Kamis, 07 April 2011

Banyak Tugas, Belajarkah?

Tuntutan pelajar atau mahasiswa saat ini sangatlah beragam. Tuntutan paling kentara adalah banyaknya tugas yang harus dikerjakan. Setidaknya, siswa kelas XII memiliki beban 12 mata pelajaran yang didistribusikan pada 6 hari efektif. Bayangkan bila tiap harinya saja ada 1 tugas saja, maka dalam 1 minggu ada 6 tugas yang harus diselesaikan. Begitu juga dengan kuliah dengan beban 21 SKS tiap semester, dan hampir tiap mata kuliahnya memiliki tugas dengan bobot yang berbeda. Pertanyaannya, apakah segala tugas tersebut membuat siswa atau mahasiswa belajar atau menjadi lebih paham akan materinya?
Sepertinya, jika sistem tugas ini dibebankan pada tiap mata kuliah atau mata pelajaran, tidak akan pernah yang namanya seorang siswa belajar lebih sesuai dengan yang diharapkan dari pembuat tugas.

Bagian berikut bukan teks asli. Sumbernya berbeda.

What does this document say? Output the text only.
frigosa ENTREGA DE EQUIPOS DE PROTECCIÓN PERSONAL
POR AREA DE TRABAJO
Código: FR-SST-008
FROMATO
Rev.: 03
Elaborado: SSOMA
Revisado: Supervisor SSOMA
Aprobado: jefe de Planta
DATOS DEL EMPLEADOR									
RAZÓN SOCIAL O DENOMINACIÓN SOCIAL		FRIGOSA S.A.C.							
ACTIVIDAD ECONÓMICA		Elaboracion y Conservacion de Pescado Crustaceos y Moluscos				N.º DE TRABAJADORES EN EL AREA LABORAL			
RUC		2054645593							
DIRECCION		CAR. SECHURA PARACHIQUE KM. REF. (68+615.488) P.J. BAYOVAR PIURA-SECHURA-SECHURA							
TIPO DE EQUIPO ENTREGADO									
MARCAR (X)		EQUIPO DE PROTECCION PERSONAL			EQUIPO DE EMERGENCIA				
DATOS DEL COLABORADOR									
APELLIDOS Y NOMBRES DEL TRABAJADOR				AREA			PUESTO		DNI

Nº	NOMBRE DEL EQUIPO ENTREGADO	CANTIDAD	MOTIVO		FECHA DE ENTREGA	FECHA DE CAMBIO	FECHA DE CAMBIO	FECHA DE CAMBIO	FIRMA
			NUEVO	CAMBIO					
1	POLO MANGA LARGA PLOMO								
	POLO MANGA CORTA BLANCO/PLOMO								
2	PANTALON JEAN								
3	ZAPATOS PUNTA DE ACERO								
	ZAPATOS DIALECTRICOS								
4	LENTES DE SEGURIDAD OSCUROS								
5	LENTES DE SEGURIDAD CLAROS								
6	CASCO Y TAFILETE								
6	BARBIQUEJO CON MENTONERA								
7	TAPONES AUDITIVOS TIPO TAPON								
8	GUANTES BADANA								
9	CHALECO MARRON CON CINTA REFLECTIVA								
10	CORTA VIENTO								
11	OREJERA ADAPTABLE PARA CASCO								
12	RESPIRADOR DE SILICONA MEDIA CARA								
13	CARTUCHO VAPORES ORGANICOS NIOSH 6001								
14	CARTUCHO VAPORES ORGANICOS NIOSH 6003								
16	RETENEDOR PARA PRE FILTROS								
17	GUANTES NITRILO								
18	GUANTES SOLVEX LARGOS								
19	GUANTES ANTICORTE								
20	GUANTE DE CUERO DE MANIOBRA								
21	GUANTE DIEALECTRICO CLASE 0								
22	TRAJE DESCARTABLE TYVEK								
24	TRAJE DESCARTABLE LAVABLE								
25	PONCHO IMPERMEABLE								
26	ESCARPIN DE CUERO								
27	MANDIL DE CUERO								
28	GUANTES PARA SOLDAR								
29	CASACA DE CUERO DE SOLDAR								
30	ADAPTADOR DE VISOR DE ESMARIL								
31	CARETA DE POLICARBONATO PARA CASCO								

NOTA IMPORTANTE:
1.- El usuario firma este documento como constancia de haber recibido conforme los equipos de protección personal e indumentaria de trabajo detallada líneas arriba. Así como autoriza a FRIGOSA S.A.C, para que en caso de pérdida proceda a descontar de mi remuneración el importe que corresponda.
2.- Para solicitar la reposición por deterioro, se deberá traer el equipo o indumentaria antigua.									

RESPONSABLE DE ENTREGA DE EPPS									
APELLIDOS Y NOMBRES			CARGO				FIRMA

Pembuat tugas pasti akan berpemikiran bila seorang siswa diberikan tugas yang banyak, maka ia bisa belajar dari tugasnya. Sayangnya, ini tidak terjadi. Tiap mata kuliah atau mata pelajaran diberikan tugas masing-masing satu, maka ini artinya akan sangat banyak tugas. Banyak tugas berarti siswa atau mahasiswa yang bersangkutan hanya akan berorientasi pada selesainya tugas tersebut. Perkiraan yang disampaikan oleh pemberi tugas akan meleset. Harapan jika mahasiswa atau siswa akan belajar lebih banyak melalui tugas tersebut meleset dan yang menjadi target pengampu juga akan meleset. 
Orientasi yang berkutat hanya terselesaikannya tugas ini sangat berbahaya. Budaya copas (copy paste) menjadi merebak selama ini. Berbagai macam sumber yang telah tersedia serta sarana dan prasarana yang lengkap membuat semacam budaya ini menjadi menjamur. Orientasi pada terselesaikannya tugas hanyalah berorientasi pada terselesaikannya tugas, dengan mengabaikan esensi dari tugas tersebut agar si pembuat tugas menjadi lebih paham materi yang disampaikan melalui tugas tersebut. Ini sangat berbahaya bagi perkembangan pendidikan. IPK atau nilai akhir menjadi baik, karena tugas terselesaikan semua. Tapi, ketika dilakukan tes, hasilnya blank semua karena pengerjaan tugas hanya berorientasi pada terselesaikannya tugas, bukan sejauh mana ia paham akan topik yang sedang dibahasnya.
Aspek positifnya? Tentu saja siswa atau mahasiswa dibiasakan mengatur waktu dan berbaur dengan kegiatan-kegiatan lain. Setidaknya, bila bisa mengatur waktu dengan baik, maka orientasi pada terselesaikannya tugas ini tidak kentara. Yang ada justru rasa untuk ingin memahami pekerjaan apa yang sedang ia kerjakan.
Apakah sistem multi-tugas seperti ini baik diterapkan di Indonesia? Jawabannya ada pada diri sendiri, dan lihatlah lingkungan sekitar. Lihat kesesuaiannya, bandingkan buktinya.